Bericht und Originaltöne: Ausstellungseröffnung „NS-Zwangsarbeit“ in der Domänenburg Aerzen: „Gesichter sprechen Bände“

Hameln, 11.01.2026: Bericht, Bilder und fünf Originaltöne der Verantwortlichen zum Verlauf der Ausstellungseröffnung in der Domänenburg Aerzen: „NS-Zwangsarbeit in Hameln-Pyrmont.“

Bilderfilm – Impressionen der Eröffnung in der Domänenburg in Aerzen


Andreas Wittrock, Bürgermeister von Aerzen begrüßte an einem wunderschön verschneiten Sonntag in der Domänenburg rund 40 Gäste, die der Einladung zur Ausstellungseröffnung gefolgt waren.

„Was machen Gesichter mit uns? – Gesichter sprechen Bände, bieten Orientierungsmöglichkeiten.“ Die Fotos der Ausstellung und die zugeordneten Namen erinnern an eine schlimme Zeit. Die Ausstellung soll mahnen – auch heute werde das Völkerrecht wieder mit Füßen getreten. Alle sollten darauf achten, dass unsere Demokratie erhalten bleibt. Aerzens Bürgermeister verband seine Worte mit einem ausdrücklichen Dankeschön an alle Beteiligten.

Die Ausstellung war ihm sichtbar wichtig, wie er auch in den folgenden Aussagen betont:


Bernhard Gelderblom erläuterte in seiner Einführung die Säulen, auf die die Ausstellung sich gründet. Das sind zum einen die Fotos der Zwangsarbeiter und zum anderen ein Briefwechsel mit 120 Rückmeldungen betroffener Menschen.

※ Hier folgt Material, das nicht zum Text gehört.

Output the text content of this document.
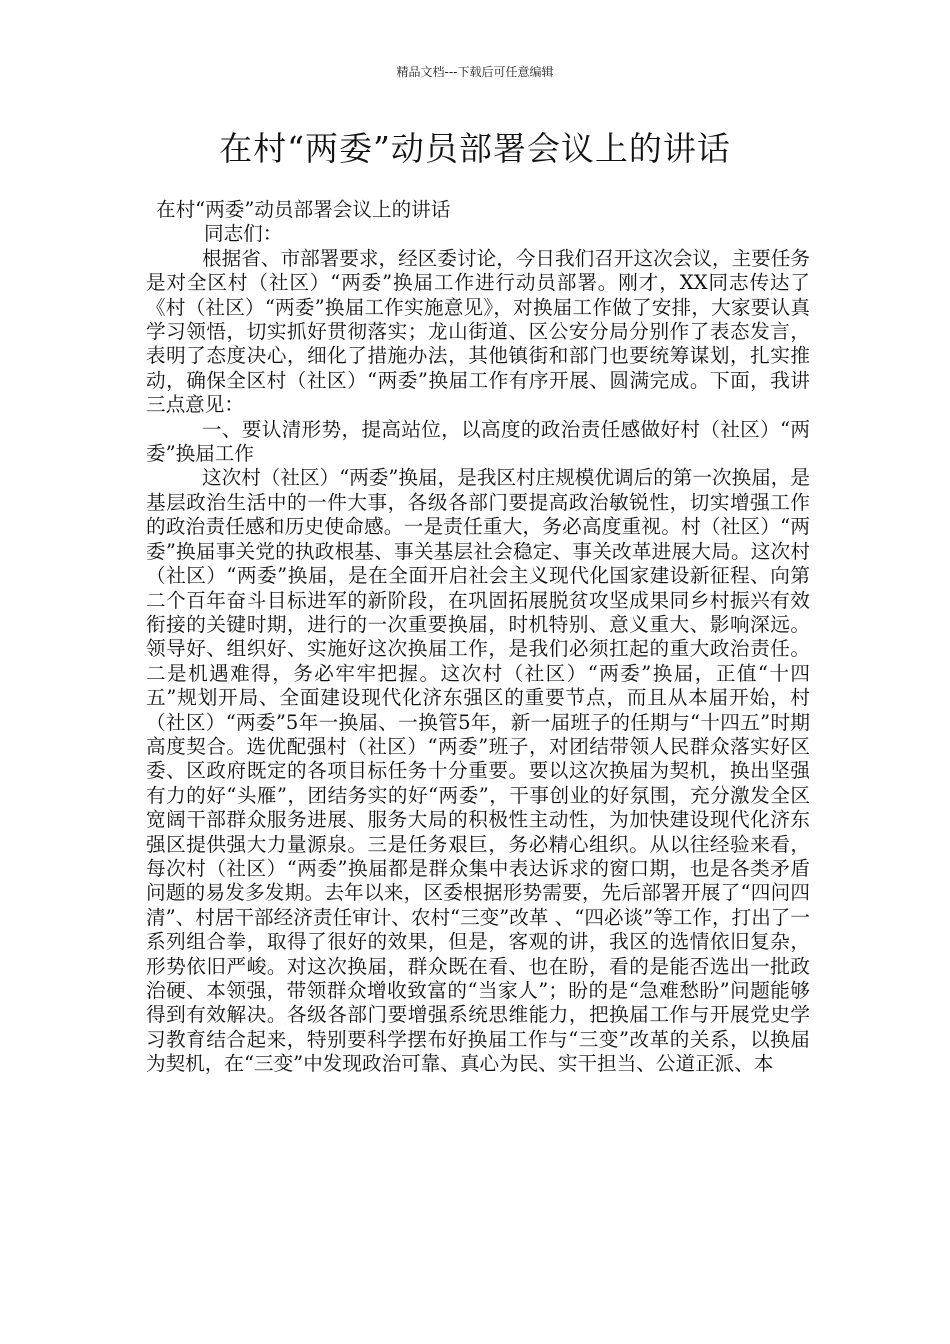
精品文档---下载后可任意编辑
在村“两委”动员部署会议上的讲话

在村“两委”动员部署会议上的讲话

同志们：

根据省、市部署要求，经区委讨论，今日我们召开这次会议，主要任务是对全区村（社区）“两委”换届工作进行动员部署。刚才，XX同志传达了《村（社区）“两委”换届工作实施意见》，对换届工作做了安排，大家要认真学习领悟，切实抓好贯彻落实；龙山街道、区公安分局分别作了表态发言，表明了态度决心，细化了措施办法，其他镇街和部门也要统筹谋划，扎实推动，确保全区村（社区）“两委”换届工作有序开展、圆满完成。下面，我讲三点意见：

一、要认清形势，提高站位，以高度的政治责任感做好村（社区）“两委”换届工作

这次村（社区）“两委”换届，是我区村庄规模优调后的第一次换届，是基层政治生活中的一件大事，各级各部门要提高政治敏锐性，切实增强工作的政治责任感和历史使命感。一是责任重大，务必高度重视。村（社区）“两委”换届事关党的执政根基、事关基层社会稳定、事关改革进展大局。这次村（社区）“两委”换届，是在全面开启社会主义现代化国家建设新征程、向第二个百年奋斗目标进军的新阶段，在巩固拓展脱贫攻坚成果同乡村振兴有效衔接的关键时期，进行的一次重要换届，时机特别、意义重大、影响深远。领导好、组织好、实施好这次换届工作，是我们必须扛起的重大政治责任。二是机遇难得，务必牢牢把握。这次村（社区）“两委”换届，正值“十四五”规划开局、全面建设现代化济东强区的重要节点，而且从本届开始，村（社区）“两委”5年一换届、一换管5年，新一届班子的任期与“十四五”时期高度契合。选优配强村（社区）“两委”班子，对团结带领人民群众落实好区委、区政府既定的各项目标任务十分重要。要以这次换届为契机，换出坚强有力的好“头雁”，团结务实的好“两委”，干事创业的好氛围，充分激发全区宽阔干部群众服务进展、服务大局的积极性主动性，为加快建设现代化济东强区提供强大力量源泉。三是任务艰巨，务必精心组织。从以往经验来看，每次村（社区）“两委”换届都是群众集中表达诉求的窗口期，也是各类矛盾问题的易发多发期。去年以来，区委根据形势需要，先后部署开展了“四问四清”、村居干部经济责任审计、农村“三变”改革 、“四必谈”等工作，打出了一系列组合拳，取得了很好的效果，但是，客观的讲，我区的选情依旧复杂，形势依旧严峻。对这次换届，群众既在看、也在盼，看的是能否选出一批政治硬、本领强，带领群众增收致富的“当家人”；盼的是“急难愁盼”问题能够得到有效解决。各级各部门要增强系统思维能力，把换届工作与开展党史学习教育结合起来，特别要科学摆布好换届工作与“三变”改革的关系，以换届为契机，在“三变”中发现政治可靠、真心为民、实干担当、公道正派、本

Teils waren es ganze Tagebücher, von denen einzelnen Passagen Eingang in die Ausstellung gefunden haben. 120 Rückmeldungen von über 10.000 Zwangsarbeiterinnen und Zwangsarbeitern.

Die wiederkehrenden Themen waren

  • das oft überraschende, gewalttätige Ergreifen
  • das Verschleppen mit tagelangen Bahnfahrten
  • erniedrigende Sklavenmärkte zur Verteilung der verschleppten Menschen
  • die Härte der Arbeit – oft in 12 Stunden Schichten
  • die erniedrigenden Prügelstrafen
  • Fußlappen und Holzschuhe
  • Scham
  • Hunger

Am Beispiel eines 13 Jahre alten Mädchens, zu dem die Kontaktaufnahme später gelang, zitierte Bernhard Gelderblom: „… und nachts habe ich immer geweint“.

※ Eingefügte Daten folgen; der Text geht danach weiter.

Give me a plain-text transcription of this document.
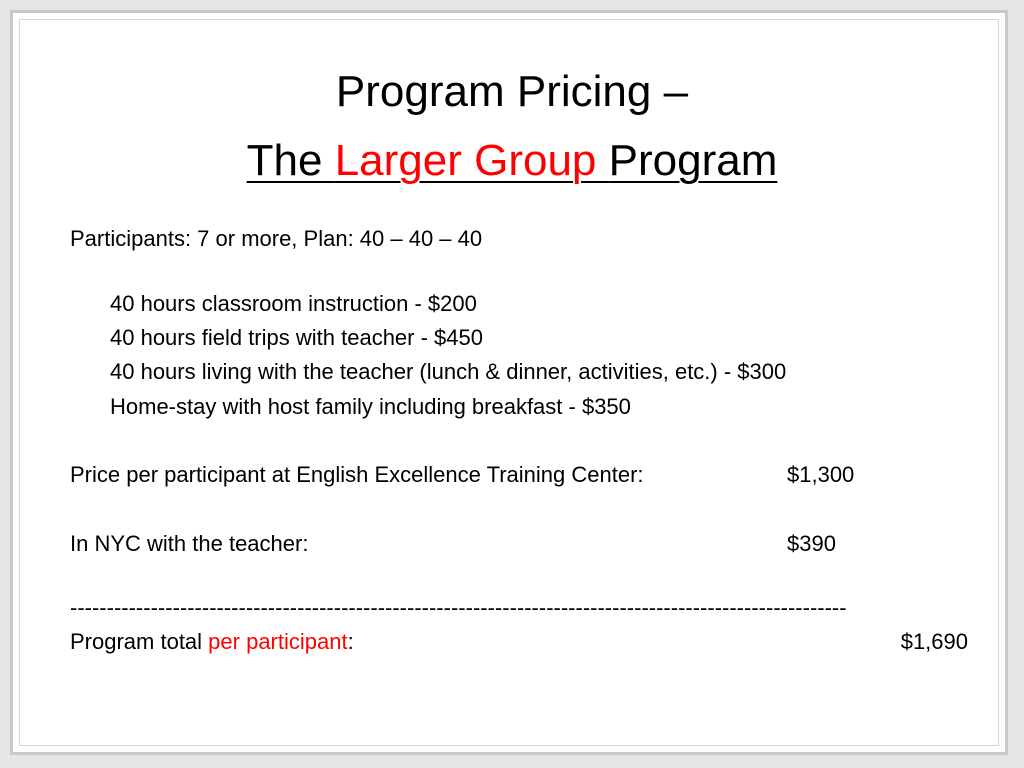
Program Pricing –
The Larger Group Program
Participants: 7 or more, Plan: 40 – 40 – 40
40 hours classroom instruction - $200
40 hours field trips with teacher - $450
40 hours living with the teacher (lunch & dinner, activities, etc.) - $300
Home-stay with host family including breakfast - $350
Price per participant at English Excellence Training Center:	$1,300
In NYC with the teacher:	$390
----------------------------------------------------------------------------------------------------------
Program total per participant:	$1,690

Die Ausstellung soll informieren und empathisch machen und zeigen, was den Menschen damals verweigert wurde.

Aerzen ist die vierte Station, an der die Ausstellung gezeigt wird. Es gab damals in Aerzen Zwangsarbeit bei 20 Bauern, in 10 Betrieben und bei einigen Privathaushalten. Es galt die Männer zu ersetzen, die für den Krieg eingezogen worden waren.

In Aerzen habe Bernhard Gelderblom ganz besonders gefreut, dass hier die Ausstellung konkret gewollt ist.

Einige Aussagen von Bernhard Gelderblom hier im Originalton:


Die Eröffnung wurde von zwei ukrainischen Liedern musikalisch begleitet.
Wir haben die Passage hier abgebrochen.